Mijke van den Hurk defended her PhD thesis cum laude on June 29, 2024, showing that artificial intelligence can help untangle the complex mix of factors driving radicalization. The academic milestone arrives as crypto markets flash extreme fear — a sentiment reading that some analysts suspect may be artificially amplified by whales looking to trigger panic selling.
What the thesis found
Van den Hurk investigated whether AI could model the interplay of variables that push individuals toward radicalization. Her work, which earned the highest academic distinction, demonstrates that machine learning can identify subtle patterns in high-dimensional, noisy data — the same kind of data that drives crypto sentiment indexes. The thesis itself didn't touch crypto, but its methodology has clear parallels.
📊 Market Data Snapshot
The fear gauge at 25
Bitcoin is trading at $64,639, and the Fear & Greed Index sits at 25 — extreme fear.
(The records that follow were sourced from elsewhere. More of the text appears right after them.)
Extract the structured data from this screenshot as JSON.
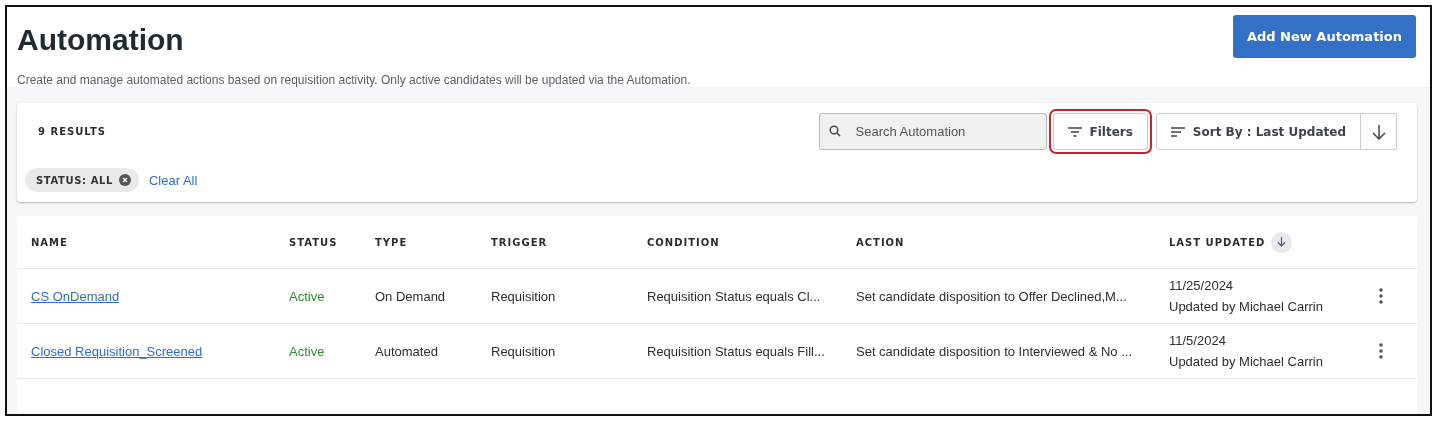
{
  "header": {
    "title": "Automation",
    "description": "Create and manage automated actions based on requisition activity. Only active candidates will be updated via the Automation.",
    "add_button": "Add New Automation"
  },
  "toolbar": {
    "results": "9 RESULTS",
    "search": {
      "placeholder": "Search Automation"
    },
    "filters_button": {
      "label": "Filters",
      "highlighted": true
    },
    "sort_button": {
      "label": "Sort By : Last Updated"
    },
    "chips": [
      {
        "label": "STATUS: ALL"
      }
    ],
    "clear_all": "Clear All"
  },
  "table": {
    "columns": [
      {
        "label": "NAME",
        "sorted": false
      },
      {
        "label": "STATUS",
        "sorted": false
      },
      {
        "label": "TYPE",
        "sorted": false
      },
      {
        "label": "TRIGGER",
        "sorted": false
      },
      {
        "label": "CONDITION",
        "sorted": false
      },
      {
        "label": "ACTION",
        "sorted": false
      },
      {
        "label": "LAST UPDATED",
        "sorted": true
      }
    ],
    "rows": [
      {
        "name": "CS OnDemand",
        "status": "Active",
        "type": "On Demand",
        "trigger": "Requisition",
        "condition": "Requisition Status equals Cl...",
        "action": "Set candidate disposition to Offer Declined,M...",
        "date": "11/25/2024",
        "updated_by": "Updated by Michael Carrin"
      },
      {
        "name": "Closed Requisition_Screened",
        "status": "Active",
        "type": "Automated",
        "trigger": "Requisition",
        "condition": "Requisition Status equals Fill...",
        "action": "Set candidate disposition to Interviewed & No ...",
        "date": "11/5/2024",
        "updated_by": "Updated by Michael Carrin"
      }
    ]
  }
}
That's the kind of reading that historically precedes sharp reversals. But is the fear real? Whales have a track record of using coordinated social media campaigns and large wash trades to manufacture panic, then accumulate at discounted prices. Van den Hurk's AI approach could, in theory, be applied to sentiment data to distinguish organic fear from engineered narratives. The same pattern-recognition tools that spot radicalization drivers could spot market manipulation.
Why most coverage misses the point
Most outlets will treat this as a pure social-science story. What they'll overlook is the direct applicability to crypto compliance and anti-money laundering. The thesis shares methodological DNA with systems that detect illicit financial flows — both involve finding faint signals in massive, noisy datasets. If regulators start demanding AI-driven surveillance for crypto transactions, research like van den Hurk's could shape the tools they mandate. The other blind spot: data recency. The thesis likely used data from 2020-2023, before privacy coins and cross-chain mixers became mainstream. That limits its practical value for today's compliance challenges.
The contrarian take
Extreme fear in crypto is often a contrarian buy signal. If the fear is manufactured, the signal is even stronger. Van den Hurk's work provides a framework for testing that hypothesis — but the data isn't public. Until someone applies similar AI models to crypto sentiment feeds, traders are left guessing. The thesis is a reminder that AI can cut through noise, but only if you feed it the right data.
Whether the current fear is organic or engineered, van den Hurk's research offers a way to find out. The question is who will build the tool first.